George Vane had been buried during the early days of his youngest daughter’s illness. They placed him amongst a cluster of neglected graves, in a patch of ground upon the outskirts of Père la Chaise, a burial place for heretics and suicides, and Richard Thornton ordered a roughly-hewn cross from one of the stonemasons near the cemetery. So, far away from the lofty monuments of the Russian princes and the marshals of the First Empire; far away from Abelard and Heloise, and all the marble chapels in which devoted survivors pray for the souls of the beloved dead; in a desolate and unhallowed patch of weedy turf, where the bones of the departed were only suffered to rest peaceably for a given number of years, and were stirred up out of their coffins periodically to make room for new-comers, George Vane slept the last sleep. He might have been buried as a nameless suicide, but for the chance which had taken Richard Thornton to the Morgue, where he recognized Eleanor’s father in the unknown man who had been last brought to that gloomy shelter; for he had had no papers which could give any clue to his identity about him at the time of his death.

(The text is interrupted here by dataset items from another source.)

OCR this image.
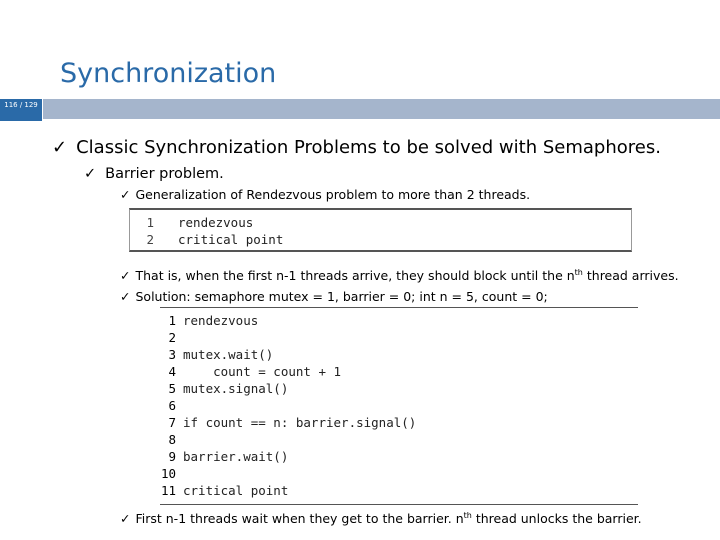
Synchronization
116 / 129
✓ Classic Synchronization Problems to be solved with Semaphores.
✓ Barrier problem.
✓ Generalization of Rendezvous problem to more than 2 threads.
1 rendezvous
2 critical point
✓ That is, when the first n-1 threads arrive, they should block until the $n^{th}$ thread arrives.
✓ Solution: semaphore mutex = 1, barrier = 0; int n = 5, count = 0;
1 rendezvous
2
3 mutex.wait()
4 count = count + 1
5 mutex.signal()
6
7 if count == n: barrier.signal()
8
9 barrier.wait()
10
11 critical point
✓ First n-1 threads wait when they get to the barrier. $n^{th}$ thread unlocks the barrier.
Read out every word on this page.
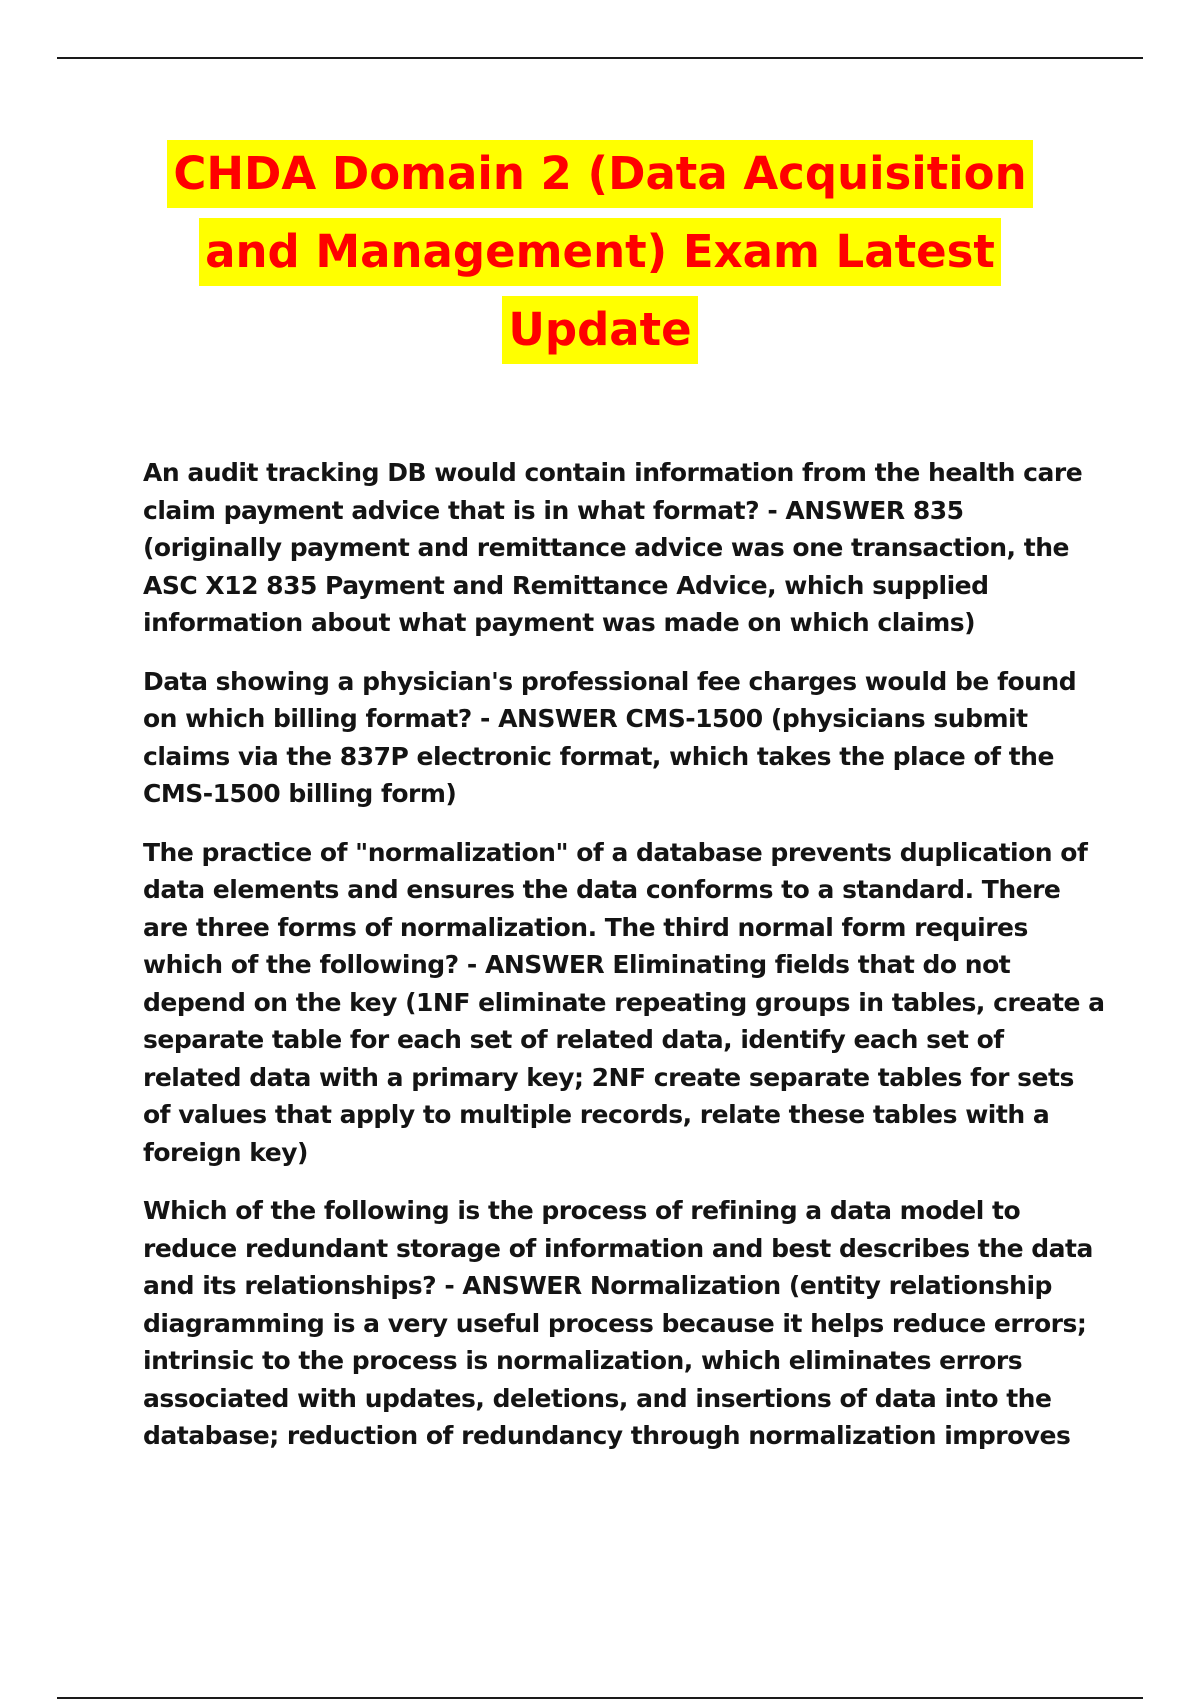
CHDA Domain 2 (Data Acquisition
and Management) Exam Latest
Update

An audit tracking DB would contain information from the health care claim payment advice that is in what format? - ANSWER 835 (originally payment and remittance advice was one transaction, the ASC X12 835 Payment and Remittance Advice, which supplied information about what payment was made on which claims)

Data showing a physician's professional fee charges would be found on which billing format? - ANSWER CMS-1500 (physicians submit claims via the 837P electronic format, which takes the place of the CMS-1500 billing form)

The practice of "normalization" of a database prevents duplication of data elements and ensures the data conforms to a standard. There are three forms of normalization. The third normal form requires which of the following? - ANSWER Eliminating fields that do not depend on the key (1NF eliminate repeating groups in tables, create a separate table for each set of related data, identify each set of related data with a primary key; 2NF create separate tables for sets of values that apply to multiple records, relate these tables with a foreign key)

Which of the following is the process of refining a data model to reduce redundant storage of information and best describes the data and its relationships? - ANSWER Normalization (entity relationship diagramming is a very useful process because it helps reduce errors; intrinsic to the process is normalization, which eliminates errors associated with updates, deletions, and insertions of data into the database; reduction of redundancy through normalization improves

Upon the morning after that quiet September afternoon on which Eleanor Vane had learned the true story of her father’s death, Signora Picirillo for the first time spoke seriously of the future. In the intensity of her first great grief, Eleanor Vane had never once thought of the desolation of her position, nor yet of the sacrifices which the Signora and Richard were making for her sake. She never remembered that they were both lingering in Paris solely on her account: she only knew that they were there, and that she saw them daily, and that the sight of them, good and kind as they were, was pain and weariness to her, like the sight of everything else in the world. She had been singularly quiet since the revelation made to her. After the first burst of passionate vehemence which had succeeded her perusal of her dead father’s letter, her manner had grown almost unnaturally calm. She had sat all the evening apart near the window, and Richard had tried in vain to beguile her attention even for a moment. She kept silence, brooding upon the scrap of paper which lay in her bosom.

This morning she sat in a listless attitude, with her head resting on her hand. She took no heed of the Signora’s busy movements from room to room. She made no effort to give her old friend any assistance in all the little household arrangements which took so long to complete, and when at last the music-mistress brought her needlework to the window, and sat down opposite the invalid, Eleanor looked up at her with a dull gaze that struck despair to the good creature’s heart.

“Nelly, my dear,” the Signora said, briskly, “I want to have a little serious conversation with you.”

“About what, dear Signora?”

“About the future, my love.”

“The future!” Eleanor Vane uttered the word almost as if it had been meaningless to her.

“Yes, my dear. You see even I can talk hopefully of the future, though I am an old woman; but you, who are only fifteen, have a long life before you, and it is time you began to look forward to it.”